Maryland Mortgage Refinance Calculator

By SoFi Editors | Updated November 10, 2025

Refinancing your home loan can be a strategic financial move that allows you to save money, change the type of mortgage loan you have, or access the equity you’ve built in your home. A mortgage refinance calculator helps you evaluate the financial impact of refinancing your current mortgage. Inputting details of your current loan and any proposed refinance terms could give you a clearer picture of your refinancing costs and potential savings, helping you make an informed decision about how to proceed.

Key Points

•   A Maryland mortgage refinance calculator can help homeowners evaluate the potential financial impact of refinancing their home loan.

•   The refinance calculator can estimate monthly payments, total interest, and the break-even point, which help determine whether refinancing will be beneficial.

•   Mortgage refinancing costs typically range from 2% to 5% of the loan amount, and a refinance calculator can help you factor these expenses into your decision.

•   Purchasing points can lower your interest rate and monthly payments, but you should use a refinance calculator to evaluate the time it will take for the savings to cover the upfront cost.

•   Reducing your loan term can reduce the total interest paid but increase monthly payments, while extending the term can do the opposite, so use a calculator to evaluate which could help you meet your financial goals.


Maryland Mortgage Refinance Calculator


Calculator Definitions

•   Remaining loan balance: The remaining loan balance is the principal amount you still owe on your current mortgage. This amount is key to knowing how soon you can refinance a mortgage.

•   Current/New interest rate: Interest is the percentage of the total loan amount charged by the lender. A lower interest rate can reduce monthly payments and total interest paid over the life of the loan.

•   Remaining/New loan term: The remaining loan term is the number of months left on your current mortgage. Your new loan term can be shorter or longer, depending on how you choose to meet your financial goals. A shorter term could reduce total interest but increase your monthly payments.

•   Points: Points are optional upfront fees that reduce your interest rate. Each point usually costs 1% of the loan amount and can lower your interest rate by 0.25%. It’s important to evaluate cost against potential savings when deciding whether to purchase points.

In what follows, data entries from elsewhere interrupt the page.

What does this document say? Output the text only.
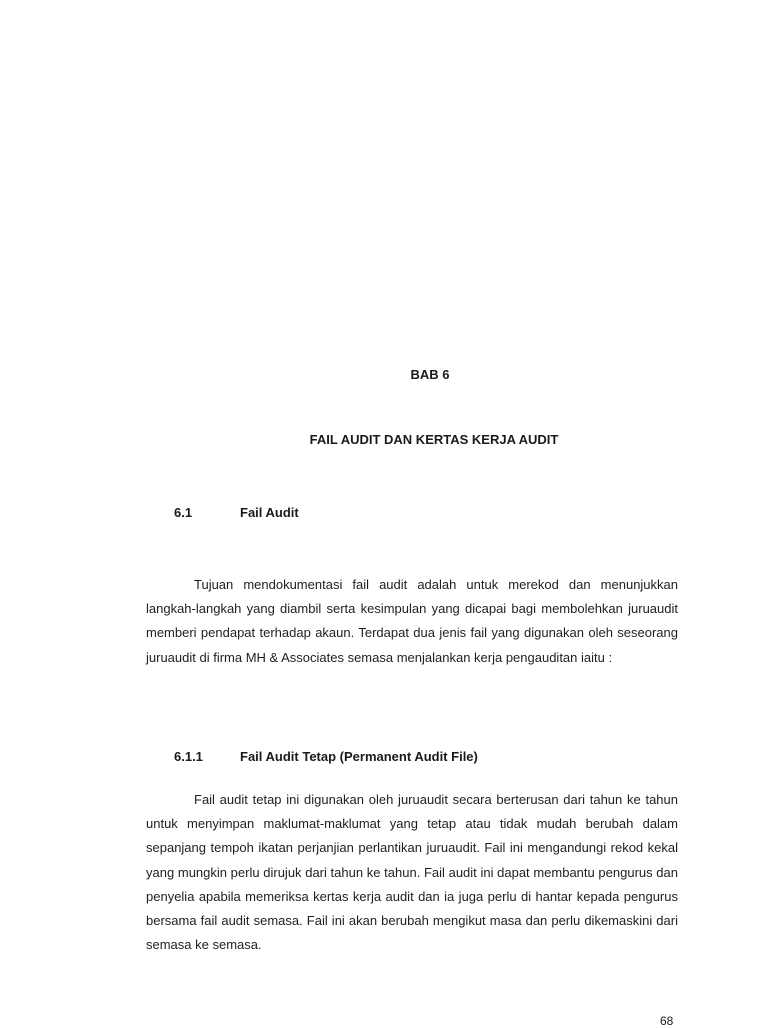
BAB 6
FAIL AUDIT DAN KERTAS KERJA AUDIT
6.1	Fail Audit

Tujuan mendokumentasi fail audit adalah untuk merekod dan menunjukkan langkah-langkah yang diambil serta kesimpulan yang dicapai bagi membolehkan juruaudit memberi pendapat terhadap akaun. Terdapat dua jenis fail yang digunakan oleh seseorang juruaudit di firma MH & Associates semasa menjalankan kerja pengauditan iaitu :

6.1.1	Fail Audit Tetap (Permanent Audit File)

Fail audit tetap ini digunakan oleh juruaudit secara berterusan dari tahun ke tahun untuk menyimpan maklumat-maklumat yang tetap atau tidak mudah berubah dalam sepanjang tempoh ikatan perjanjian perlantikan juruaudit. Fail ini mengandungi rekod kekal yang mungkin perlu dirujuk dari tahun ke tahun. Fail audit ini dapat membantu pengurus dan penyelia apabila memeriksa kertas kerja audit dan ia juga perlu di hantar kepada pengurus bersama fail audit semasa. Fail ini akan berubah mengikut masa dan perlu dikemaskini dari semasa ke semasa.

68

•   Other costs and fees: Refinancing is associated with various costs, including origination fees, appraisal fees, and attorney fees. These typically range from 2% to 5% of the new loan amount.

•   Monthly payment: Your monthly payment includes the principal and interest. A refinance calculator can help you compare your current monthly payment with the estimated payment after refinancing. Making lower monthly payments could free up cash flow, but that does not necessarily mean you’re saving in the long term.

•   Total interest: Total interest is the cost paid to the lender over the life of the loan, excluding the principal. Compare total interest paid for your current mortgage with the projected total interest after refinancing to assess your potential long-term savings.